As of 2019, 3D printing
is mainly used in rapid prototyping, design iteration, and small-scale
production. Improvements in speed, quality, and materials could make it
useful in mass production and mass customization.
However, 3D printing developed so much in recent years that it is
no longer used just as technology for prototyping. 3D printing sector
is moving beyond prototyping especially it is becoming increasingly
widespread in supply chains. The industries where digital manufacturing
with 3D printing is the most seen are automotive, industrial and
medical. In the auto industry, 3D printing is used not only for
prototyping but also for the full production of final parts and
products. 3D printing has also been used by suppliers and digital
manufacturers coming together to help fight COVID-19.
3D printing allows to prototype more successfully, thus companies
are saving time and money as significant volumes of parts can be
produced in a short period. There is great potential for 3D printing to
revolutionise supply chains, hence more companies are using it. The
main challenge that 3D printing faces is the change of people's mindset.
Moreover, some workers will need to re-learn a set of new skills to
manage 3D printing technology.
Eliminating workplace inefficiencies and hazards
Smart
manufacturing can also be attributed to surveying workplace
inefficiencies and assisting in worker safety. Efficiency optimization
is a huge focus for adopters of "smart" systems, which is done through
data research and intelligent learning automation. For instance
operators can be given personal access cards with inbuilt Wi-Fi and
Bluetooth, which can connect to the machines and a Cloud platform to
determine which operator is working on which machine in real time.

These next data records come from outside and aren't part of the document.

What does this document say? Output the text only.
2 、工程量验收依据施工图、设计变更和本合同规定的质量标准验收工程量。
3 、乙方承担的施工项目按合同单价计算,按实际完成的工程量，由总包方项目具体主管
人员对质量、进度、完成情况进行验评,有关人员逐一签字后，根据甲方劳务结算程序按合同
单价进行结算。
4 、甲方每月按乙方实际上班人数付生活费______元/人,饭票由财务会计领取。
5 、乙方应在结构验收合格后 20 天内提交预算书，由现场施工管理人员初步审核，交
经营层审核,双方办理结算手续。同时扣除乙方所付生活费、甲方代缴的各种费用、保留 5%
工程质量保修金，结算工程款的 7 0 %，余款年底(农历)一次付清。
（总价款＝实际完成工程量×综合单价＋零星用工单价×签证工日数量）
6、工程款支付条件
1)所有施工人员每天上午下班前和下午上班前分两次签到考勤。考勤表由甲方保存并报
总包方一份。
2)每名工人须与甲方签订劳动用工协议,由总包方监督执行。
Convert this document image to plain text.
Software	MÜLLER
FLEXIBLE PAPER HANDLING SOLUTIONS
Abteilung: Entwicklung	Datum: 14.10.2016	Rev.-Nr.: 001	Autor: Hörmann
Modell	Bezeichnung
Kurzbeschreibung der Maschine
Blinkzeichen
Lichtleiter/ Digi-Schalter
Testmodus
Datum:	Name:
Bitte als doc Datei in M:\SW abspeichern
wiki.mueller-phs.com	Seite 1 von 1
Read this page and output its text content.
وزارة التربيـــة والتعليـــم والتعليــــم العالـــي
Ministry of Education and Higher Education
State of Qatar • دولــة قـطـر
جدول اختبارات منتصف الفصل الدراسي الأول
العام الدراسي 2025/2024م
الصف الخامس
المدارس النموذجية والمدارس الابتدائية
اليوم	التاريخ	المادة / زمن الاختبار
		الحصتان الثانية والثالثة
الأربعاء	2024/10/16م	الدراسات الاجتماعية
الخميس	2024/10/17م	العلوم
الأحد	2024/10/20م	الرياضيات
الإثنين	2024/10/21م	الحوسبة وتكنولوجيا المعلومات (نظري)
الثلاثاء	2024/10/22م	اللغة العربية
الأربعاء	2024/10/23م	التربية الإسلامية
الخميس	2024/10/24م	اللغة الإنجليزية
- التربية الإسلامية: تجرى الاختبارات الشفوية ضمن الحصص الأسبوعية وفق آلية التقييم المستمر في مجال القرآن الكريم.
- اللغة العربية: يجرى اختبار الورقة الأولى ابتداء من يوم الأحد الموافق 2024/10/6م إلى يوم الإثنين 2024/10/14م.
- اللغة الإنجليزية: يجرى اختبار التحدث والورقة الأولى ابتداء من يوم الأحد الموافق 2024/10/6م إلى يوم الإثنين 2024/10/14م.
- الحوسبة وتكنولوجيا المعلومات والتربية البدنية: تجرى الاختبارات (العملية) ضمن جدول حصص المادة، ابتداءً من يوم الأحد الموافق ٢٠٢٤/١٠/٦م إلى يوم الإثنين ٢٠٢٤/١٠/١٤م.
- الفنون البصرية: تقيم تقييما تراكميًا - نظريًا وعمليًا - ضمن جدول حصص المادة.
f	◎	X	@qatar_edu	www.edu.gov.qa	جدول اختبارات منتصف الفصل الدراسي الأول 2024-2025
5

An intelligent, interconnected 'smart' system can be established to set
a performance target, determine if the target is obtainable, and
identify inefficiencies through failed or delayed performance targets.
In general, automation may alleviate inefficiencies due to human error.
And in general, evolving AI eliminates the inefficiencies of its
predecessors.
As robots take on more of the physical tasks of manufacturing,
workers no longer need to be present and are exposed to fewer hazards.
Impact of Industry 4.0
Industry 4.0
is a project in the high-tech strategy of the German government that
promotes the computerization of traditional industries such as
manufacturing. The goal is the intelligent factory (Smart Factory) that
is characterized by adaptability, resource efficiency,
and ergonomics, as well as the integration of customers and business
partners in business and value processes. Its technological foundation
consists of cyber-physical systems and the Internet of Things.
This kind of "intelligent manufacturing" makes a great use of:
Wireless connections, both during product assembly and long-distance interactions with them;
Last generation sensors, distributed along the supply chain and the same products (Internet of things)
Elaboration of a great amount of data to control all phases of construction, distribution and usage of a good.
European Roadmap "Factories of the Future" and German one "Industrie 4.0″ illustrate several of the action lines to undertake and the related benefits. Some examples are:
Advanced manufacturing processes and rapid prototyping will make possible for each customer to order one-of-a-kind product without significant cost increase.
Collaborative Virtual Factory (VF) platforms will drastically reduce
cost and time associated to new product design and engineering of the
production process, by exploiting complete simulation and virtual
testing throughout the Product Lifecycle.
Advanced Human-Machine interaction (HMI) and augmented reality
(AR) devices will help increasing safety in production plants and
reducing physical demand to workers (whose age has an increasing trend).
Machine learning will be fundamental to optimize the production processes, both for reducing lead times and reducing the energy consumption.
The Ministry of Economy, Trade and Industry in South Korea announced on 10 March 2016 that it had aided the construction of smart factories in 1,240 small and medium enterprises,
which it said resulted in an average 27.6% decrease in defective
products, 7.1% faster production of prototypes, and 29.2% lower cost.